Wednesday, November 25, 2009

Nation & World

The Center May Not Hold for NCLB

By Elizabeth Weiss Green
Posted 3/16/07
Page 2 of 2

The intensity threatens to break an already tenuous consensus. Since 2001, conservatives have opposed the law's federal intrusion, and liberals have been wary of its reliance on testing.

The law's unusual coalition of supporters, led by Bush on the right and Sen. Edward Kennedy on the left, was able to forge a compromise despite the disagreements. They persuaded conservatives to let go of party favorites like private-school vouchers, while liberals had to concede to the testing and funding levels, which some saw as inadequate. But as yesterday's bills suggest, compromise will be much harder this time around.

"It brings us back to the timeless question," says Andrew Rotherham, codirector of Education Sector, a think tank. "Will the center hold?"

Yesterday's concessions have become today's stubborn demands for reform. Some Republicans, like Rep. Peter Hoekstra of Michigan, want to hand control of education back to the states and add in private-school vouchers, opportunities to send kids in low-performing public schools to private school on the federal government's dime. Should Congress continue with NCLB, Hoekstra said yesterday in introducing new legislation, "we will soon have federal government schools."

Democrats, meanwhile, have focused their complaints once again on funding and testing. Sen. Christopher Dodd, with the strong support of the National Education Association, is now working on a bill that would inject significant flexibility into the law, probably at the cost of the strict accountability definitions the Bush administration and the Senate's Democratic leadership support. Nine Democratic senators joined Feingold in his letter last month, outlining concerns about insufficient funding and excessive mandates.
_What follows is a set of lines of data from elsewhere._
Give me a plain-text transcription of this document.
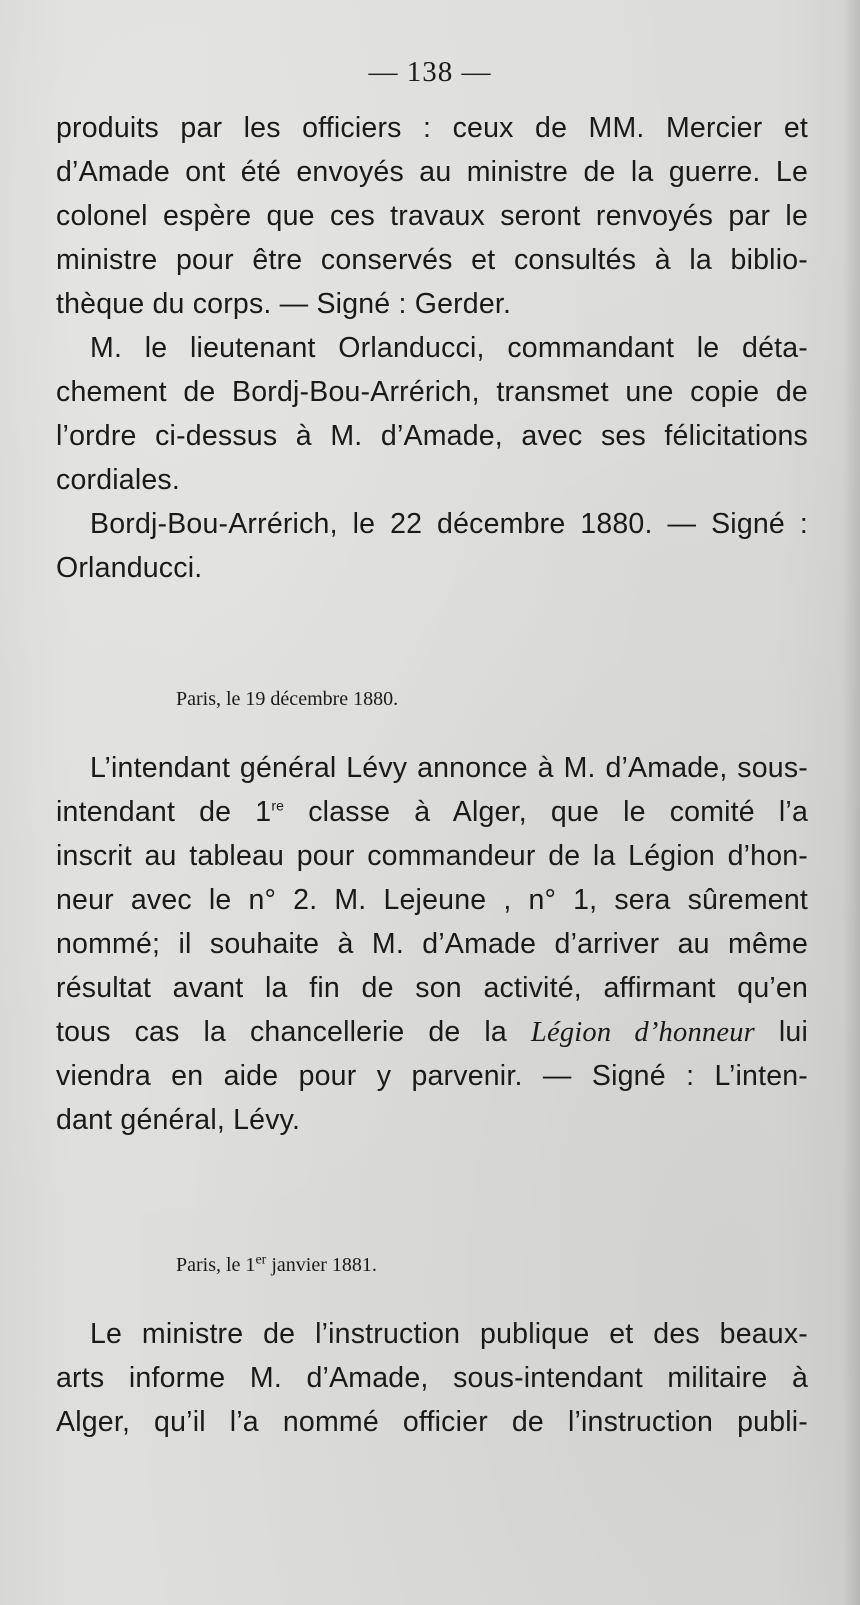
— 138 —
produits par les officiers : ceux de MM. Mercier et
d’Amade ont été envoyés au ministre de la guerre. Le
colonel espère que ces travaux seront renvoyés par le
ministre pour être conservés et consultés à la biblio-
thèque du corps. — Signé : Gerder.
M. le lieutenant Orlanducci, commandant le déta-
chement de Bordj-Bou-Arrérich, transmet une copie de
l’ordre ci-dessus à M. d’Amade, avec ses félicitations
cordiales.
Bordj-Bou-Arrérich, le 22 décembre 1880. — Signé :
Orlanducci.
Paris, le 19 décembre 1880.
L’intendant général Lévy annonce à M. d’Amade, sous-
intendant de 1re classe à Alger, que le comité l’a
inscrit au tableau pour commandeur de la Légion d’hon-
neur avec le n° 2. M. Lejeune , n° 1, sera sûrement
nommé; il souhaite à M. d’Amade d’arriver au même
résultat avant la fin de son activité, affirmant qu’en
tous cas la chancellerie de la Légion d’honneur lui
viendra en aide pour y parvenir. — Signé : L’inten-
dant général, Lévy.
Paris, le 1er janvier 1881.
Le ministre de l’instruction publique et des beaux-
arts informe M. d’Amade, sous-intendant militaire à
Alger, qu’il l’a nommé officier de l’instruction publi-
"We have concluded," they wrote, "that the testing mandates of No Child Left Behind in their current form are unsustainable and must be overhauled significantly during the reauthorization process beginning this year."

As opposition mounted yesterday, though, the Bush administration and leading House Republicans insisted reauthorization remained a possibility. Asked whether Bush was worried about eroding support for the law, White House press secretary Tony Snow replied simply, "No." Dave Schnittger, deputy chief of staff for House Minority Leader Rep. John Boehner, affirmed that. "Republicans are united," he said.
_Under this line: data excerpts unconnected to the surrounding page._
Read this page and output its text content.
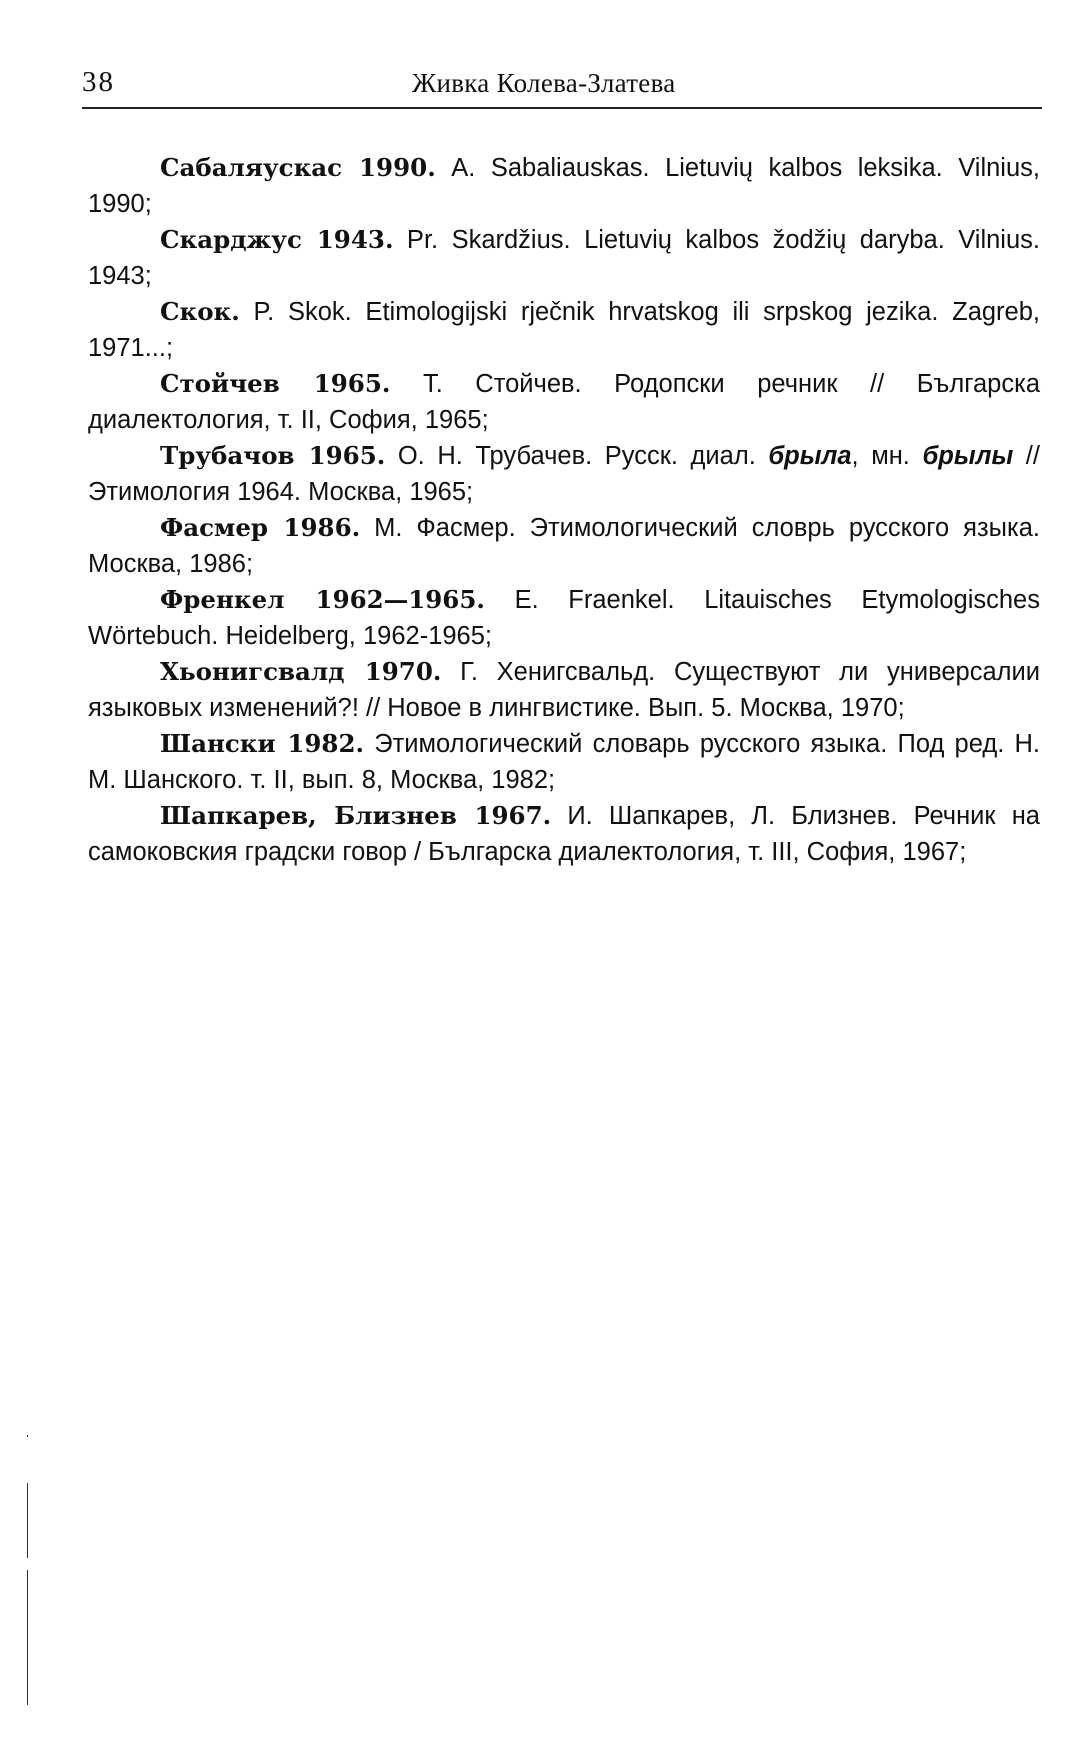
38	Живка Колева-Златева

Сабаляускас 1990. A. Sabaliauskas. Lietuvių kalbos leksika. Vilnius, 1990;

Скарджус 1943. Pr. Skardžius. Lietuvių kalbos žodžių daryba. Vilnius. 1943;

Скок. P. Skok. Etimologijski rječnik hrvatskog ili srpskog jezika. Zagreb, 1971...;

Стойчев 1965. Т. Стойчев. Родопски речник // Българска диалектология, т. II, София, 1965;

Трубачов 1965. О. Н. Трубачев. Русск. диал. брыла, мн. брылы // Этимология 1964. Москва, 1965;

Фасмер 1986. М. Фасмер. Этимологический словрь русского языка. Москва, 1986;

Френкел 1962—1965. E. Fraenkel. Litauisches Etymologisches Wörtebuch. Heidelberg, 1962-1965;

Хьонигсвалд 1970. Г. Хенигсвальд. Существуют ли универсалии языковых изменений?! // Новое в лингвистике. Вып. 5. Москва, 1970;

Шански 1982. Этимологический словарь русского языка. Под ред. Н. М. Шанского. т. II, вып. 8, Москва, 1982;

Шапкарев, Близнев 1967. И. Шапкарев, Л. Близнев. Речник на самоковския градски говор / Българска диалектология, т. III, София, 1967;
But Boehner has also declined to criticize Hoekstra's bill, and Schnittger pointed out that the leader had supported similar legislation in 2001. Ultimately, the vouchers pitch did not make it into the law.

But, said Schnittger, "with the law coming up for reauthorization, we're getting another bite at the apple. We're going to have the fight, we're going to make our arguments–and we'll see what emerges from the process."